Google's WaveNet can also synthesize realistic human speech, but it's quite computationally demanding and hard to use for real-world applications at this point. Baidu says it solved WaveNet's problem by using deep-learning techniques to convert text to phenomes, the smallest unit of speech. It then turns those phonemes into sounds using its speech synthesis network. The system converts the word "hello," for instance, into "(silence HH), (HH, EH), (EH, L), (L, OW), (OW, silence)" before the speech network pronounces it.
Both steps rely on deep learning and don't need human input. However, the system doesn't control which phonemes or syllables are stressed and how long they're pronounced. That's where Baidu steps in -- it switches them around to change the emotions it wants to convey.

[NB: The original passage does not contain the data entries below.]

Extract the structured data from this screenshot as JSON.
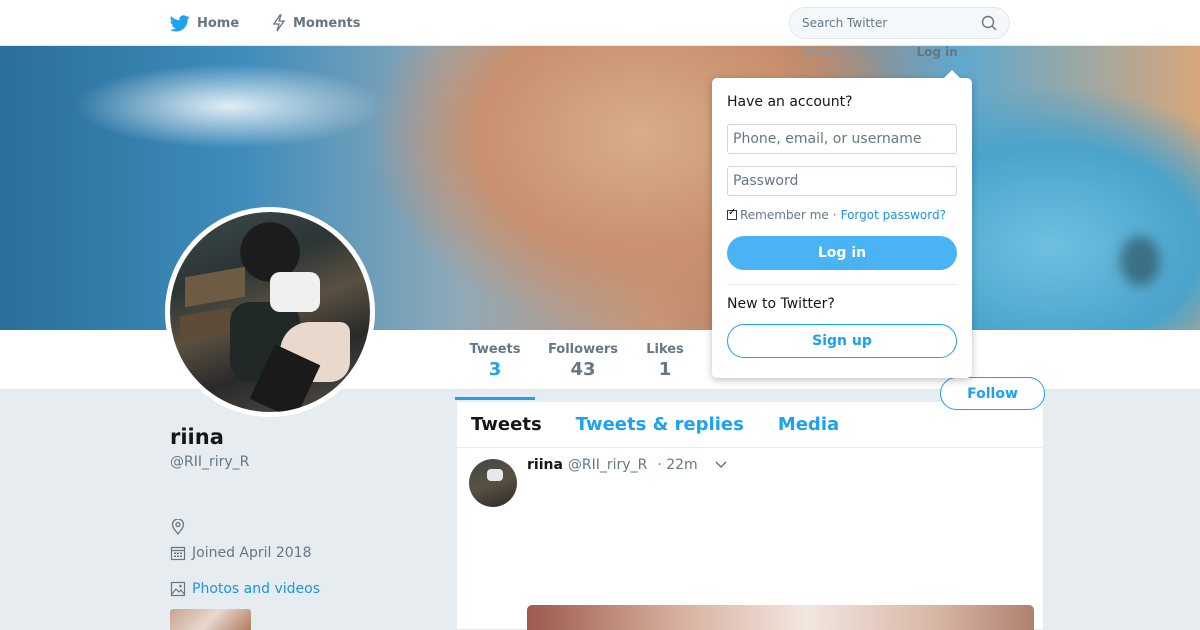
{
  "nav": {
    "home_label": "Home",
    "moments_label": "Moments",
    "search_placeholder": "Search Twitter"
  },
  "header_login": {
    "prompt": "Have an account?",
    "link": "Log in"
  },
  "stats": [
    {
      "label": "Tweets",
      "value": "3"
    },
    {
      "label": "Followers",
      "value": "43"
    },
    {
      "label": "Likes",
      "value": "1"
    }
  ],
  "follow_label": "Follow",
  "profile": {
    "name": "riina",
    "handle": "@RII_riry_R",
    "joined": "Joined April 2018",
    "photos_label": "Photos and videos"
  },
  "timeline": {
    "tabs": [
      "Tweets",
      "Tweets & replies",
      "Media"
    ],
    "tweet": {
      "name": "riina",
      "handle": "@RII_riry_R",
      "time": "· 22m"
    }
  },
  "login_dropdown": {
    "title": "Have an account?",
    "username_placeholder": "Phone, email, or username",
    "password_placeholder": "Password",
    "remember_label": "Remember me",
    "separator": "·",
    "forgot_label": "Forgot password?",
    "login_label": "Log in",
    "new_prompt": "New to Twitter?",
    "signup_label": "Sign up"
  },
  "colors": {
    "brand": "#1da1f2",
    "login_button": "#4ab3f4",
    "background": "#e6ecf0"
  }
}
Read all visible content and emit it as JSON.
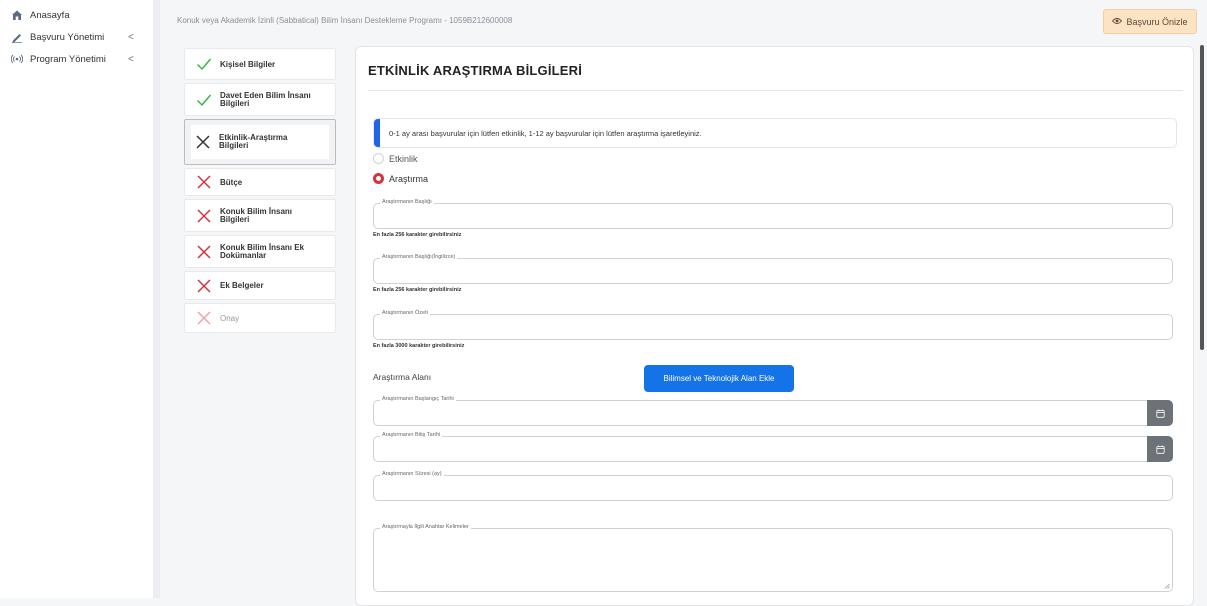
{
  "sidebar": {
    "items": [
      {
        "label": "Anasayfa",
        "icon": "home-icon"
      },
      {
        "label": "Başvuru Yönetimi",
        "icon": "pen-icon",
        "chevron": "<"
      },
      {
        "label": "Program Yönetimi",
        "icon": "broadcast-icon",
        "chevron": "<"
      }
    ]
  },
  "header": {
    "breadcrumb": "Konuk veya Akademik İzinli (Sabbatical) Bilim İnsanı Destekleme Programı - 1059B212600008",
    "preview_button": "Başvuru Önizle"
  },
  "steps": [
    {
      "label": "Kişisel Bilgiler",
      "status": "complete"
    },
    {
      "label": "Davet Eden Bilim İnsanı Bilgileri",
      "status": "complete"
    },
    {
      "label": "Etkinlik-Araştırma Bilgileri",
      "status": "active"
    },
    {
      "label": "Bütçe",
      "status": "incomplete"
    },
    {
      "label": "Konuk Bilim İnsanı Bilgileri",
      "status": "incomplete"
    },
    {
      "label": "Konuk Bilim İnsanı Ek Dokümanlar",
      "status": "incomplete"
    },
    {
      "label": "Ek Belgeler",
      "status": "incomplete"
    },
    {
      "label": "Onay",
      "status": "disabled"
    }
  ],
  "form": {
    "title": "ETKİNLİK ARAŞTIRMA BİLGİLERİ",
    "info_text": "0-1 ay arası başvurular için lütfen etkinlik, 1-12 ay başvurular için lütfen araştırma işaretleyiniz.",
    "radio_options": [
      {
        "label": "Etkinlik",
        "selected": false
      },
      {
        "label": "Araştırma",
        "selected": true
      }
    ],
    "fields": {
      "title_tr": {
        "label": "Araştırmanın Başlığı",
        "value": "",
        "hint": "En fazla 256 karakter girebilirsiniz"
      },
      "title_en": {
        "label": "Araştırmanın Başlığı(İngilizce)",
        "value": "",
        "hint": "En fazla 256 karakter girebilirsiniz"
      },
      "summary": {
        "label": "Araştırmanın Özeti",
        "value": "",
        "hint": "En fazla 3000 karakter girebilirsiniz"
      },
      "start_date": {
        "label": "Araştırmanın Başlangıç Tarihi",
        "value": ""
      },
      "end_date": {
        "label": "Araştırmanın Bitiş Tarihi",
        "value": ""
      },
      "duration": {
        "label": "Araştırmanın Süresi (ay)",
        "value": ""
      },
      "keywords": {
        "label": "Araştırmayla İlgili Anahtar Kelimeler",
        "value": ""
      }
    },
    "area_label": "Araştırma Alanı",
    "area_button": "Bilimsel ve Teknolojik Alan Ekle"
  },
  "colors": {
    "accent_blue": "#1473e6",
    "success_green": "#2fb344",
    "error_red": "#d8323c",
    "preview_button_bg": "#fbe3c3"
  }
}
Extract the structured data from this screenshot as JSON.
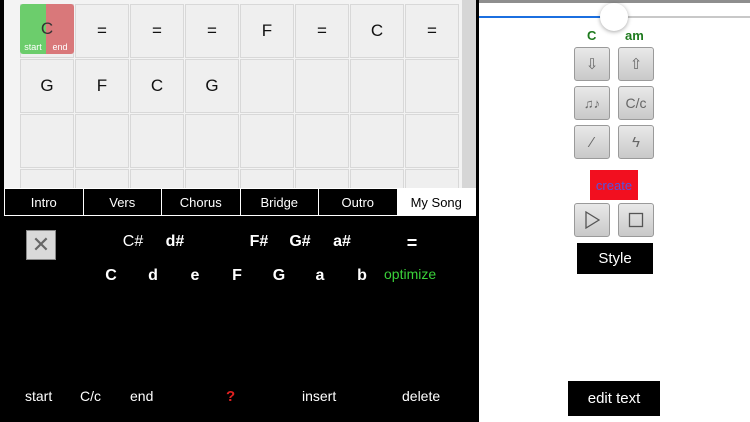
{
  "grid": {
    "row1": [
      "C",
      "=",
      "=",
      "=",
      "F",
      "=",
      "C",
      "="
    ],
    "row2": [
      "G",
      "F",
      "C",
      "G",
      "",
      "",
      "",
      ""
    ],
    "start_tag": "start",
    "end_tag": "end"
  },
  "tabs": [
    "Intro",
    "Vers",
    "Chorus",
    "Bridge",
    "Outro",
    "My Song"
  ],
  "active_tab": "My Song",
  "keys": {
    "sharps": [
      "C#",
      "d#",
      "F#",
      "G#",
      "a#",
      "="
    ],
    "naturals": [
      "C",
      "d",
      "e",
      "F",
      "G",
      "a",
      "b"
    ],
    "optimize": "optimize"
  },
  "actions": {
    "start": "start",
    "cc": "C/c",
    "end": "end",
    "help": "?",
    "insert": "insert",
    "delete": "delete"
  },
  "right": {
    "key_major": "C",
    "key_minor": "am",
    "cc_label": "C/c",
    "create": "create",
    "style": "Style",
    "edit_text": "edit text"
  },
  "slider": {
    "value_fraction": 0.49
  },
  "colors": {
    "start": "#6ccd6c",
    "end": "#d9787a",
    "optimize": "#3ad13a",
    "key_labels": "#1e7a1e",
    "create_bg": "#f20f1f",
    "slider_fill": "#1b6fe0"
  }
}
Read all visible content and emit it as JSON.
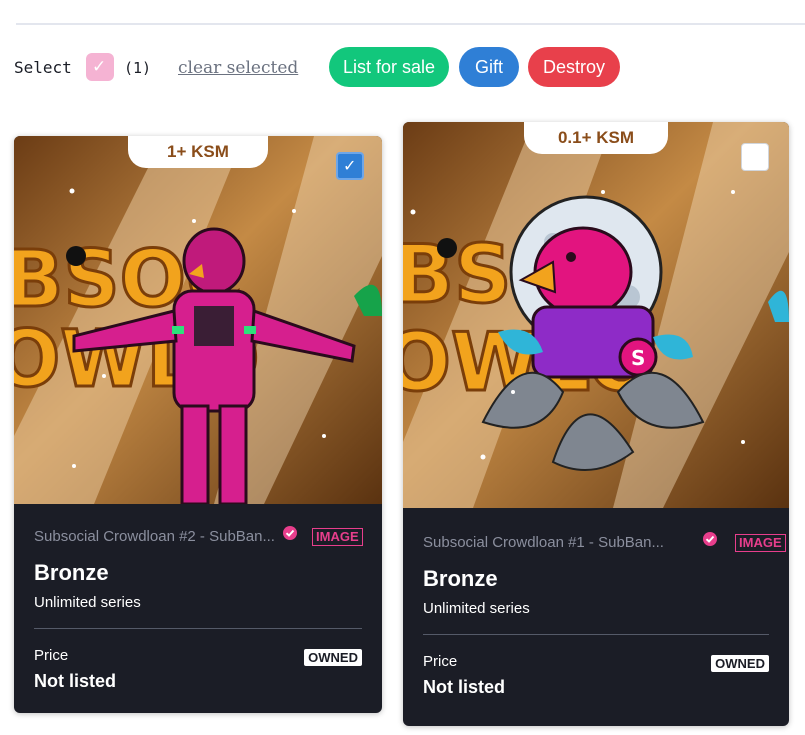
{
  "toolbar": {
    "select_label": "Select",
    "selected_count": "(1)",
    "clear_label": "clear selected",
    "list_for_sale_label": "List for sale",
    "gift_label": "Gift",
    "destroy_label": "Destroy"
  },
  "colors": {
    "list_for_sale": "#12c77c",
    "gift": "#2f7fd6",
    "destroy": "#e8404b",
    "checkbox_selected": "#f5b3d3",
    "card_bg": "#1b1d26",
    "accent_pink": "#e83e8c"
  },
  "cards": [
    {
      "badge": "1+ KSM",
      "selected": true,
      "collection": "Subsocial Crowdloan #2 - SubBan...",
      "media_tag": "IMAGE",
      "name": "Bronze",
      "series": "Unlimited series",
      "price_label": "Price",
      "price_value": "Not listed",
      "status": "OWNED",
      "artwork_icon": "astronaut-bird-icon"
    },
    {
      "badge": "0.1+ KSM",
      "selected": false,
      "collection": "Subsocial Crowdloan #1 - SubBan...",
      "media_tag": "IMAGE",
      "name": "Bronze",
      "series": "Unlimited series",
      "price_label": "Price",
      "price_value": "Not listed",
      "status": "OWNED",
      "artwork_icon": "moon-bird-icon"
    }
  ]
}
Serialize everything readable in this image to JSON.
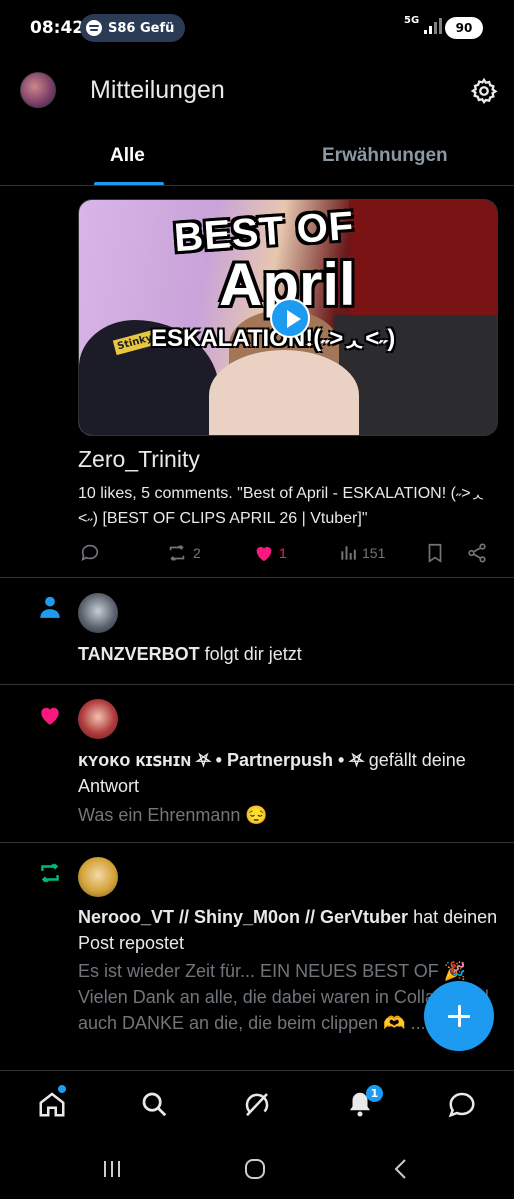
{
  "status_bar": {
    "time": "08:42",
    "media_label": "S86 Gefü",
    "network": "5G",
    "battery": "90"
  },
  "header": {
    "title": "Mitteilungen"
  },
  "tabs": [
    {
      "label": "Alle",
      "active": true
    },
    {
      "label": "Erwähnungen",
      "active": false
    }
  ],
  "media_card": {
    "headline_line1": "BEST OF",
    "headline_line2": "April",
    "headline_line3": "ESKALATION!(˶˃ᆺ˂˶)",
    "sticker": "Stinky",
    "author": "Zero_Trinity",
    "description": "10 likes, 5 comments. \"Best of April - ESKALATION! (˶˃ᆺ˂˶) [BEST OF CLIPS APRIL 26 | Vtuber]\"",
    "actions": {
      "replies": "",
      "reposts": "2",
      "likes": "1",
      "views": "151"
    }
  },
  "notifications": [
    {
      "type": "follow",
      "icon": "person-icon",
      "actor": "TANZVERBOT",
      "text": " folgt dir jetzt"
    },
    {
      "type": "like",
      "icon": "heart-icon",
      "actor": "ᴋʏᴏᴋᴏ ᴋɪꜱʜɪɴ ⛧ • Partnerpush • ⛧",
      "text": " gefällt deine Antwort",
      "preview": "Was ein Ehrenmann 😔"
    },
    {
      "type": "repost",
      "icon": "repost-icon",
      "actor": "Nerooo_VT // Shiny_M0on // GerVtuber",
      "text": " hat deinen Post repostet",
      "preview": "Es ist wieder Zeit für... EIN NEUES BEST OF 🎉 Vielen Dank an alle, die dabei waren in Collabs und auch DANKE an die, die beim clippen 🫶 ..."
    }
  ],
  "bottom_nav": {
    "items": [
      "home-icon",
      "search-icon",
      "grok-icon",
      "bell-icon",
      "messages-icon"
    ],
    "notification_count": "1"
  },
  "colors": {
    "accent": "#1d9bf0",
    "like": "#f91880",
    "repost": "#00ba7c"
  }
}
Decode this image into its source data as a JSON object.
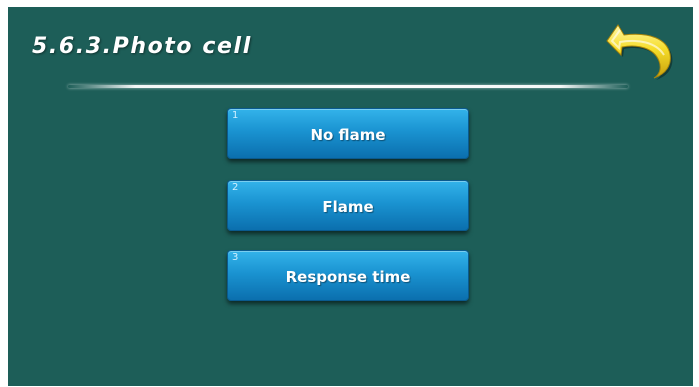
{
  "header": {
    "title": "5.6.3.Photo cell",
    "back_icon": "back-arrow-icon"
  },
  "menu": {
    "items": [
      {
        "number": "1",
        "label": "No flame"
      },
      {
        "number": "2",
        "label": "Flame"
      },
      {
        "number": "3",
        "label": "Response time"
      }
    ]
  },
  "colors": {
    "background": "#1d5e58",
    "button": "#1a93d1",
    "back_arrow": "#f2d21e",
    "text": "#ffffff"
  }
}
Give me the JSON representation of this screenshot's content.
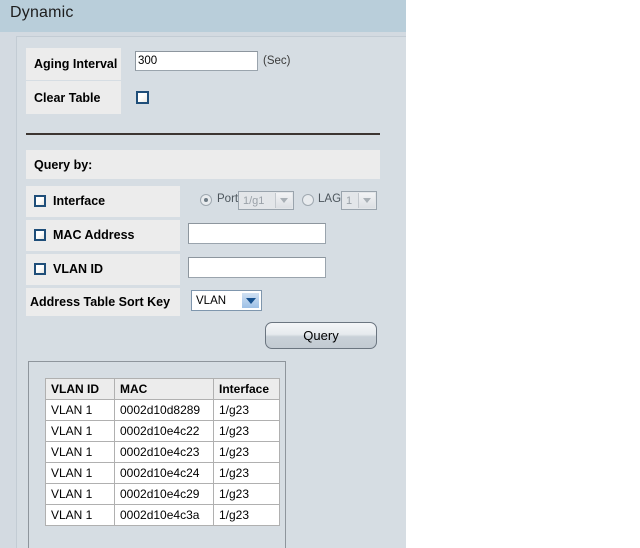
{
  "page": {
    "title": "Dynamic"
  },
  "settings": {
    "aging_label": "Aging Interval",
    "aging_value": "300",
    "aging_unit": "(Sec)",
    "clear_label": "Clear Table",
    "clear_checked": false
  },
  "query": {
    "section_title": "Query by:",
    "interface": {
      "label": "Interface",
      "checked": false,
      "port_radio_label": "Port",
      "port_radio_selected": true,
      "port_value": "1/g1",
      "lag_radio_label": "LAG",
      "lag_radio_selected": false,
      "lag_value": "1"
    },
    "mac_address": {
      "label": "MAC Address",
      "checked": false,
      "value": ""
    },
    "vlan_id": {
      "label": "VLAN ID",
      "checked": false,
      "value": ""
    },
    "sort_key": {
      "label": "Address Table Sort Key",
      "value": "VLAN"
    },
    "query_button": "Query"
  },
  "results": {
    "columns": [
      "VLAN ID",
      "MAC",
      "Interface"
    ],
    "rows": [
      [
        "VLAN 1",
        "0002d10d8289",
        "1/g23"
      ],
      [
        "VLAN 1",
        "0002d10e4c22",
        "1/g23"
      ],
      [
        "VLAN 1",
        "0002d10e4c23",
        "1/g23"
      ],
      [
        "VLAN 1",
        "0002d10e4c24",
        "1/g23"
      ],
      [
        "VLAN 1",
        "0002d10e4c29",
        "1/g23"
      ],
      [
        "VLAN 1",
        "0002d10e4c3a",
        "1/g23"
      ]
    ]
  },
  "colors": {
    "header_band": "#b9ceda",
    "panel_bg": "#d3dae1",
    "inner_bg": "#d6dde3",
    "label_cell": "#ececec",
    "checkbox_border": "#1f4e79",
    "select_arrow": "#16518f"
  }
}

While the company says Deep Voice has solved WaveNet's problem, it still requires a ton of computing power. A computer has to generate words to say in 20 microseconds to mimic human-like interaction. Baidu's researchers explain:
"To perform inference at real-time, we must take great care to never recompute any results, store the entire model in the processor cache (as opposed to main memory), and optimally utilize the available computational units."
Still, the researchers believe real-time speech synthesis is possible. They've already created quickly generated samples and collected feedback through Amazon's Mechanical Turk. They asked a large number of people through the service to rate the quality of their samples, and the results indicate that they're of excellent quality.